Investment services providers not only offer different types of services and charge for them differently, they also are subject to different federal and state regulatory requirements and have different legal obligations to their customers. Important distinctions - including whether the provider has a clear obligation to act in your best interests or disclose conflicts of interest - depend on which legal category the provider falls into under our securities law.
Securities laws recognize two types of providers - investment advisers, who are in the business of giving advice about securities, and brokers, who are in the business of buying and selling securities on behalf of customers.
Investment advisers are subject to a fiduciary duty. That means they have to put your interests ahead of theirs at all times by providing advice and recommending investments that they view as being the best for you. Investment advisers also are required to provide up-front disclosures about their qualifications, what services they provide, how they are compensated, possible conflicts of interest, and whether they have any record of disciplinary actions against them. They are regulated directly by either the U.S. Securities and Exchange Commission (SEC) or by state securities regulators, depending on the amount of assets they have under management. You can find out whether a person or firm is registered or licensed as an investment adviser in Washington by calling DFI at 360-902-8760. For all other states, contact your state securities regulator using the contact information on the NASAA website: www.nasaa.org or by visiting: www.adviserinfo.sec.gov.
Brokers are generally not considered to have a fiduciary duty to customers, although this standard may apply in certain limited circumstances. Instead, brokers are required 1) to know your financial situation well enough to understand your financial needs, and 2) to recommend investments that are suitable for you based on that knowledge. They are not required to provide up-front disclosure of the type provided by investment advisers. In addition to being regulated directly by the SEC and by state securities regulators, brokers are subject to regulation by industry self-regulatory organizations, including FINRA and the New York Stock Exchange. You can find out whether a person or firm is registered or licensed in Washington as a broker and check out their disciplinary record by calling 360-902-8760. For all other states, please contact your state securities regulator using the contact information on the NASAA website: www.nasaa.org.
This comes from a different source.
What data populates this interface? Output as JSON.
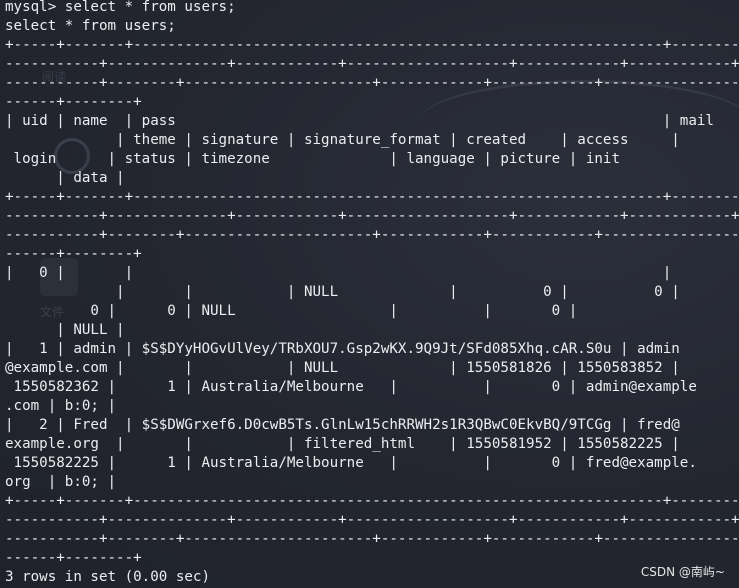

Financial planners are not separately regulated as planners. Instead, their regulation and the level of responsibility they owe customers depends on the type of services they provide. Planners who provide investment advice must be registered or licensed as investment advisers and are subject to a fiduciary duty. Those who trade securities must be registered or licensed representatives of brokers. Some financial planners perform other activities that do not involve securities and therefore are not regulated under laws governing either investment advisers or brokers.
The legal situation is further complicated by the fact that different standards can apply when investment providers serve as both investment advisers and brokers. For example, investment advisers who also buy and sell securities for customers must meet the requirements applicable to both investment advisers and brokers. The same is not true of brokers. They are permitted to offer investment advice in connection with their brokerage services without being regulated as investment advisers. As a result, the advice they offer is subject to the suitability standard that governs brokerage activities rather than the higher fiduciary duty that applies to investment advisers.